Ante la innegable ralentización arriba mencionada, algunos apelan entonces como única salida posible entablar negociaciones con el régimen, estimulados además por el llamado de sectores de la Comunidad Internacional a dialogar, expediente que se ha convertido en una suerte de solución para toda circunstancia y evento.
Hay quienes, aquí y afuera, incurren en una suerte de reduccionismo cuando asimilan la política exclusivamente con negociación y acuerdo pasando por alto que la política es básica y esencialmente confrontación porque las diferencias y motivaciones de todo tipo y calidad son un dato ineludible y siempre presente de la realidad. El aporte civilizatorio ha sido crear mecanismos para la resolución pacífica e institucional de las diferencias, el voto como instrumento para asignar poder es el principal de esos numerosos instrumentos.

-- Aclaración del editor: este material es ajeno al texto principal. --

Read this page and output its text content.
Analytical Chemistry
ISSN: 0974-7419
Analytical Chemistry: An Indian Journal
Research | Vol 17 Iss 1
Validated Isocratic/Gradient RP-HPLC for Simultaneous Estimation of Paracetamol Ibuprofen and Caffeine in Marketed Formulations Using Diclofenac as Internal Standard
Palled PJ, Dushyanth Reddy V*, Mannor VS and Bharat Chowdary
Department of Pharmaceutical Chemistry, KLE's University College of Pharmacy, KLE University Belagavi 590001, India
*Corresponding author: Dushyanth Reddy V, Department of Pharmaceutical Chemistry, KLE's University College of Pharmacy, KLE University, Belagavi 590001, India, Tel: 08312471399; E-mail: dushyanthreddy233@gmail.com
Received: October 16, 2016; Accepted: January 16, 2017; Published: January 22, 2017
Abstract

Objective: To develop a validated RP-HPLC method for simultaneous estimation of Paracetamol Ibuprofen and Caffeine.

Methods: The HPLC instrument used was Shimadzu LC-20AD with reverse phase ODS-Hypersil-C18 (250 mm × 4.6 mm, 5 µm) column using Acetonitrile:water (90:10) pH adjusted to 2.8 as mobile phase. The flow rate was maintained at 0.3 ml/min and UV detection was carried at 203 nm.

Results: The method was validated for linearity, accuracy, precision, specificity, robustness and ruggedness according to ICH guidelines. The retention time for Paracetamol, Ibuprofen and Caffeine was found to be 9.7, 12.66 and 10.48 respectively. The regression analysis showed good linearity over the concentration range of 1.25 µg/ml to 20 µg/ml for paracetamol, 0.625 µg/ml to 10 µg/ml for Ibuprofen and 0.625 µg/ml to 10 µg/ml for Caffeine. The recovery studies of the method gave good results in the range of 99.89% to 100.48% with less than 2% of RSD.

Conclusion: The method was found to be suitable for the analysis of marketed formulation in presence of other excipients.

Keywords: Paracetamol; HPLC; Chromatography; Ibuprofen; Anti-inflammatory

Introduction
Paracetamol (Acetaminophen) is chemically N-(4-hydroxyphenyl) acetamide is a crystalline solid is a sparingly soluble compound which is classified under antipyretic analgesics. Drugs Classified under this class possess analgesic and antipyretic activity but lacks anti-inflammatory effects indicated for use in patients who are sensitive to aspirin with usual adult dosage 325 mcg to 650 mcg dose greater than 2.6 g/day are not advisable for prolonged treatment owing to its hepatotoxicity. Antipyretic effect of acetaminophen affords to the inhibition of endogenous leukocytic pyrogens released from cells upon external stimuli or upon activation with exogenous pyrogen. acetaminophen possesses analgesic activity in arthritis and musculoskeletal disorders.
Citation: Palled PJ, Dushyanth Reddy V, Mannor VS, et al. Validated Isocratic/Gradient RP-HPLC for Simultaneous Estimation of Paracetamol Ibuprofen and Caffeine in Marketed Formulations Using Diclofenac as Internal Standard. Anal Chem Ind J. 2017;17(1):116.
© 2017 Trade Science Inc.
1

Las fuerzas democráticas no deben ni pueden negarse a explorar y transitar las diferentes vías pacíficas y cívicas para resistir y vencer a la dictadura. El uso de las mismas debe ser asumido con todo el pragmatismo y apego a la realidad posible.
Salvo que esté en marcha un muy discreto y comprometido esfuerzo para lograr un acuerdo negociado con el objetivo de propiciar una transición hacia la restauración efectiva de la Constitución vigente, asunto del cual no tengo información alguna, pero que no descarto del todo, aquí y ahora, no parece posible un dialogo que conduzca a tal destino.
La conducta del régimen sigue orientada a fortalecer su permanencia sine die en el poder aun a costa de los evidentes y crecientes perjuicios que tal determinación causa a los intereses nacionales y a la calidad de vida del venezolano común.
El chavismo se mantiene reacio a cualquier negociación en la dirección antes referida por varias razones: calcula que el tiempo juega inexorablemente a su favor, siente que las presiones en su contra no amenazan su estabilidad ni la gobernabilidad, apuesta a que las tendencias centrifugas se impongan en el bloque democrático, no confía en las garantías ofrecidas para cuando salgan del poder vista la suerte de algunos sus aliados en el continente (Lula, Cristina Kirchner, Correa).
Mención aparte, merecen otro tipo de razones más allá de las coyunturales citadas en el párrafo anterior, y que llamaremos estructurales por formar parte del ADN de los espacios políticos para comunistas y por ende con vocación totalitaria. Para esos sectores el poder una vez adquirido se convierte en un patrimonio inajenable y nadie quiere aparecer como sepulturero de la revolución y en el caso del chavismo, también como enterrador del legado de Hugo Chávez.
Por si todo lo anteriormente citado fuese poco, hay que relevar que el chavismo compró llave en mano la fórmula castrista de mantenerse en el poder con personal de apoyo y narrativa incluida; asunto en el cual han sido exitosos los castristas. Esa fórmula no es que descarta negociar el poder sino que su razón de ser es mantenerlo.
La reflexión desplegada me hace concluir que no es fatal, por ahora, la salida negociada de la dictadura como lo plantean algunos por aquello de que para bailar se necesitan dos.